The Soft Hackle Sowbug comes from the Bighorn River in south eastern Montana. This has been a killing pattern for years on the ‘Horn and is something you want to make sure to have in your box if you plan on venturing out that way. This is a very simple pattern with a few very important details that don’t seem like much but make a world of difference in the fishing. The Florescent Fire Orange or Red thread seems like an out of place color on a fly like this but let me relate a little story about my last trip to the Bighorn: I had tied about a dozen or so SH Sowbugs with tan colored thread thinking that matching the thread color to the dubbing would be better than that obnoxious orange thread. I then called a friend of mine who guided up there and was chatting about the fishing and so forth and he mentioned to be SURE to tie them with orange thread. I went back to the bench and tied up a couple more dozen with the orange thread and away we went. Once we were on the river, I rigged up a two fly rig with a tan threaded Sowbug on top and an orange threaded sow on the bottom…95% of the fish ate the orange version…I switched the position of the flies on the leader with the same results. Crazy, I know. There has to be something in that orange thread that shows through the dubbing creating a more realistic halo effect or something. Other than this little idiosyncrasy the fly is pretty straight forward. Get on the vise and start wrapping!
Hook: TMC 3769 #14-18.
Thread: UNI 8/0 Flourescent Fire Orange or Red
Body: Cinnamon Caddis Hareline Dubbin
Hackle: Blue Dun (Grey) Hen Neck
Start the thread about an eye length back from the hook eye and wrap a smooth thread base to the bend of the hook. return the thread to the starting point making sure to cover the shank with an even layer of orange thread.
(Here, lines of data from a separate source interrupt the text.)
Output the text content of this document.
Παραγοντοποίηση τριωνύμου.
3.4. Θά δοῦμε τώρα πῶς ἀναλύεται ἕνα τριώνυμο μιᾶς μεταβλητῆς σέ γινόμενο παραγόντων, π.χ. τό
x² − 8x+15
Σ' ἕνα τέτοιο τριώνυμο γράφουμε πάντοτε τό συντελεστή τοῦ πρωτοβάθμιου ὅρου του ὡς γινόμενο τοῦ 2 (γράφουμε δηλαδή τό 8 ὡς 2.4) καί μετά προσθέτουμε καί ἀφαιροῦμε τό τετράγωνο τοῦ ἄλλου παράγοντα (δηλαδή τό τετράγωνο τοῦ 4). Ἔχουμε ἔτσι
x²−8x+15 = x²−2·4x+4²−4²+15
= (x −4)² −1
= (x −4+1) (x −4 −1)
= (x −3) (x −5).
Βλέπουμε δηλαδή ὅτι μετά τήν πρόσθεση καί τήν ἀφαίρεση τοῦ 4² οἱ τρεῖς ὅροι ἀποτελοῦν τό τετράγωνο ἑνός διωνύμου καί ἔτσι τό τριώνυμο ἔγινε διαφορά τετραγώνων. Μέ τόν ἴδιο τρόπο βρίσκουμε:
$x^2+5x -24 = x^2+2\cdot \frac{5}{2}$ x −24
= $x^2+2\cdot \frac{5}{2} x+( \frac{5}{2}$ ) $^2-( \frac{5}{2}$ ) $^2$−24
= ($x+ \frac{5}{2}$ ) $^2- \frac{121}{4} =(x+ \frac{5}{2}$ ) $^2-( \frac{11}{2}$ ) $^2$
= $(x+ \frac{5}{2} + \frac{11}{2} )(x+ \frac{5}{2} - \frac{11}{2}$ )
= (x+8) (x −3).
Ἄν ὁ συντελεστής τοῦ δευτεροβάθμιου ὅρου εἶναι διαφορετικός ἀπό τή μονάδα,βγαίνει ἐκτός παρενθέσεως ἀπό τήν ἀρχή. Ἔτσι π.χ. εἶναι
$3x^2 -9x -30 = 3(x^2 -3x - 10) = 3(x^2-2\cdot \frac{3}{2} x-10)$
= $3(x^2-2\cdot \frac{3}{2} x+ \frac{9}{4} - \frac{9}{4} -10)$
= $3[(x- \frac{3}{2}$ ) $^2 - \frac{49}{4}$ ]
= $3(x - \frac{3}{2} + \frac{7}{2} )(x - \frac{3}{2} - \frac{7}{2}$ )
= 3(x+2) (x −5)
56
Dub a thin strand of Cinnamon Caddis dubbing onto the thread and start wrapping it at the bend of the hook. Wrap a single layer all the way up to the index point.
Wrap the remaining dubbing back over the first layer forming a second layer over the front 2/3’s of the body.
Wrap the dubbing forward to the index point forming a slightly tapered body as shown here. Making the multiple layers is a much easier method of tapering the body than trying to taper the dubbing on the thread.. End the body with bare thread right at the back edge of the index point.
Select a hen neck feather that has barbs that are about as long as the shank. Prep the end of the feather by stripping the fluff from the base and expose a bit of stem at the base.
Tie the hen feather in by its butt end at the front edge of the body with several tight wraps of thread. make sure to tie the feather in with the outside of the feather facing up, that is, with the concave side of the feather toward the hook shank.
Pull the feather up above the hook in your hackle pliers. Stroke the barbs on the feather back to the rear side of the quill. Do this by wetting your fingers a bit and pulling them back and down slightly. You don’t need to fold the whole feather, just enough for a couple turns of hackle.
Wrap the feather forward, one turn right in front of the other for about two whole turns. Tie the feather off behind the eye.
Clip the remaining tip off the feather as close to the hook as you can.
Push the hackle back along the body of the fly with your thread hand.
Grab the fibers in your material hand from the rear of the hook and hold them in place as you wrap a small thread head in front of them. This will help to sweep the hackle fibers back into a nice collar.
Should look like this about now…
Build a smooth but apparent orange thread head and whip finish and clip the thread.
Add a drop of head cement to the head. Try not to goop it on like I did here.
I have been using orange thread on my my scuds for a while, it seems to work great. I often use orange thread on my jiggy flies for crappie and bluegill. I make a simple crappie jig with a chartreuse bead, UV white ice dubbing with white marabou tail, it works on stream trout and beaver pond Brook trout amazingly well.